I think this was an issue that was really only an issue for specific geographic areas, but also an easy bandwagon to jump on and look like you're "fighting the good fight". It was an actual problem in one area from my childhood, but never saw it anywhere else.

Otherwise, fully and wholeheartedly agree that it's now a global issue and is indeed real. Welcome to the "global community" we were always told was going to be such an advancement for society.

Not just the new/tech companies, but gaming/gambling companies, and really, a lot of large businesses in general.
The gaps of "what do we show now" are filled with popular content, so culture war content is what you notice but there's probably other tamer things that only the algorithms know is popular.
Yeah, it's very much a game of "well, other people fit this profile, but also tend to watch this other thing, we should recommend that, as it will probably hook this person as well. With any luck, they'll be grateful that we introduced them!"
From the algorithmic feed PoV it's a very high value cluster (average watchtime has to be very high, audience retention is probably quite excellent) so it's unsurprising that it'll try to get you hooked from time to time.
I watched a funny video of the President of my country mis-pronouncing a word in English. The recommended videos afterward were comprised ENTIRELY of the local far-right party's propaganda.
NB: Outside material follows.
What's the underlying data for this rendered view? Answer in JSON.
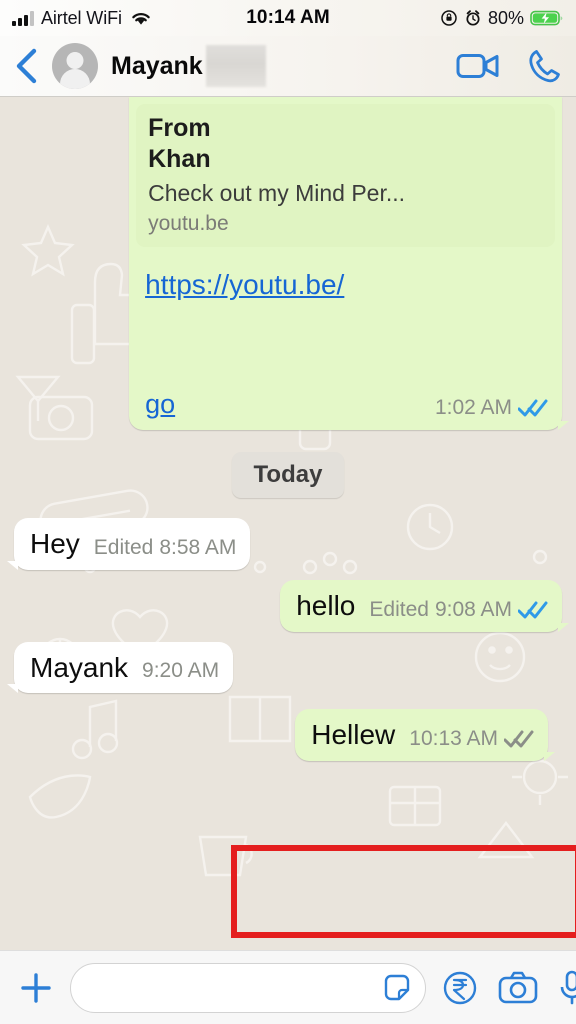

Observe how this amounts to crime. The platform has motive: -newly single users attract more views -newly single users are worth more to advertisers because they’re likely to spend on appearance, travel, new hobbies, and big ticket items formerly shared with a partner. The platform also has opportunity because it has data on exactly what content has highest probability of nudging a particular user to break up. (Perhaps the “you are being abused by a narcissist” stuff others have mentioned works nicely.) (See also Shoshanna Zuboff)
Crime as in algo crime; there are not humans pulling a lever labeled “trash this relationship.”